It took me a little while to get into the story -- I guess the combination between all the faeries names (I have troubles when boks have weird names and customs, one of the reasons I avoid high fantasy and sci-fi genre) and Puck being a mischievous selfish brat didn't exactly lure me in smoothly. Puck threw tantrums without thinking of the troubles he brought into his kingdom, his people, and his Queen mother. I think I got the groove of the story when I realized that Puck and Sky were going to spend more time in the human world and it was more about Puck and Sky learning about each other. I warmed up to Puck afterwards and I liked that he realized what he had done.
I loved Sky immediately, though -- he was noble, determined, and endearing. I also found him quite surprising because well, apparently even if Sky was a virgin of the human world, and I had delightful time reading about Sky trying to adapt and navigate this new place, but he wasn't a virgin in 'THAT' sense, you know? He also wasn't fragile. In fact, Sky showed that there were more than meets the eye, and I was wholeheartedly entertained by that.

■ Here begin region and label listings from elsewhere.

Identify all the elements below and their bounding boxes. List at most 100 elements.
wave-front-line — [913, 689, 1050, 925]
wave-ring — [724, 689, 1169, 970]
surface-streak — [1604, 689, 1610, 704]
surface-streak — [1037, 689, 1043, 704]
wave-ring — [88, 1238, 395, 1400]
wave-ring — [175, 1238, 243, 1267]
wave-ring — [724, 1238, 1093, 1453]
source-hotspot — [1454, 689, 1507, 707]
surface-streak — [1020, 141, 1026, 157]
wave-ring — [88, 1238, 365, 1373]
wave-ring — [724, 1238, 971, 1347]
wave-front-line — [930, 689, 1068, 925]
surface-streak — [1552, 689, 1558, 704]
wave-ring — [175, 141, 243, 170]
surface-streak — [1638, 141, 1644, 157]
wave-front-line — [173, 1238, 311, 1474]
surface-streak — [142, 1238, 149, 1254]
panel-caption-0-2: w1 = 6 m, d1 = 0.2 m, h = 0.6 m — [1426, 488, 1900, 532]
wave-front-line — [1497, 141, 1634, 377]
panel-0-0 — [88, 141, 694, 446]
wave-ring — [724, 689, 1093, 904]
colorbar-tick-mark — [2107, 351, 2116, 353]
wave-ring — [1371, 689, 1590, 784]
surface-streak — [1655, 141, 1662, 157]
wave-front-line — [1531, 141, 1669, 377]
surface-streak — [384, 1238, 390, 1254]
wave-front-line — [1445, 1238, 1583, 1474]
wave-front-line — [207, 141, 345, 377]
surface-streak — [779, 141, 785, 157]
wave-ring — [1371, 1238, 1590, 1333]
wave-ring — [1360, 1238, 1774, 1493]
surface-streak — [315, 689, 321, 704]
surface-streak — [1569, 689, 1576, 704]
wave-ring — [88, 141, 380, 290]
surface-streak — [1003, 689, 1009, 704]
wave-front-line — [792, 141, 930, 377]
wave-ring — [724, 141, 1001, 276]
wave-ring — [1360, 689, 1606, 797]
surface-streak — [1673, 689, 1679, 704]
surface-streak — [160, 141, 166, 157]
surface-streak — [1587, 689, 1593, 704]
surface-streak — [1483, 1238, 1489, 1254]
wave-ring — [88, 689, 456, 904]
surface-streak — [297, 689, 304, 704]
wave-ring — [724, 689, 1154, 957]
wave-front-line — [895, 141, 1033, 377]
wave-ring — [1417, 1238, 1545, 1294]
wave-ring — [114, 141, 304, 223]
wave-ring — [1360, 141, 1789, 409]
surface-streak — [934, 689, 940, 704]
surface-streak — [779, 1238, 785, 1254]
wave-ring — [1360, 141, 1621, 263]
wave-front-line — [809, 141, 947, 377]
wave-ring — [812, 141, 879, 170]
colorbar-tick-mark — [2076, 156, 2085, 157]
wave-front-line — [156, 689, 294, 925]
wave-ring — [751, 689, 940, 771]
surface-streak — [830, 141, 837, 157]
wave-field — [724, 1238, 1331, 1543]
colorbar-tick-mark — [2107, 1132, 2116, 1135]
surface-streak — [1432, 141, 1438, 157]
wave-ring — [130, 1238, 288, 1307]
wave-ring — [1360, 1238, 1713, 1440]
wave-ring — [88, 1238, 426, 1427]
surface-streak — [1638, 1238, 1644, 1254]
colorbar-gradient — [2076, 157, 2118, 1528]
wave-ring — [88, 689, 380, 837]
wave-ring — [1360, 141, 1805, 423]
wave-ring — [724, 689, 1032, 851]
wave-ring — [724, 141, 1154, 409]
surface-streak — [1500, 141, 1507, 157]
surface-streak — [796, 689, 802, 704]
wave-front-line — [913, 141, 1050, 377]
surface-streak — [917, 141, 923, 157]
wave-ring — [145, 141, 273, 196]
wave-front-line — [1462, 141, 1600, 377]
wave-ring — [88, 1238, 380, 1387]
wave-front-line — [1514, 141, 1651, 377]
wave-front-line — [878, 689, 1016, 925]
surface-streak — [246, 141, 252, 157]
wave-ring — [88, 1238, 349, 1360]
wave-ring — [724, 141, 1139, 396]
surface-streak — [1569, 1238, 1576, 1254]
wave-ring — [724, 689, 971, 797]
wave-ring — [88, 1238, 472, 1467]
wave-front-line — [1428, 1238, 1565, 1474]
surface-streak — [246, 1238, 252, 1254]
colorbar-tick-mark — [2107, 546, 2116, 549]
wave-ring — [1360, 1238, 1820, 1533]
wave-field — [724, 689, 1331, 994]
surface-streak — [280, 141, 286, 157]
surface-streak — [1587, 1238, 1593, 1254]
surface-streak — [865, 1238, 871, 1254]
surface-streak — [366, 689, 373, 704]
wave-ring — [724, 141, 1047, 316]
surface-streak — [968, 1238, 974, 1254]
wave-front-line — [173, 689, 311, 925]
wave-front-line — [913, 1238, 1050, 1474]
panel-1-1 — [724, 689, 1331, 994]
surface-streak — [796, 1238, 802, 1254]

I wasn't really sure about the 'mystery/threat' aspect though. It felt like it was introduced quickly but then also diffused quickly. What was the point of that threat? Because in the end, it didn't do anything to the whole story-line. I wonder if this was a hook for a sequel, that we would find out more about that situation in the next book? Or not. If it's not, well, then for me that plot had potential but it wasn't effectively executed.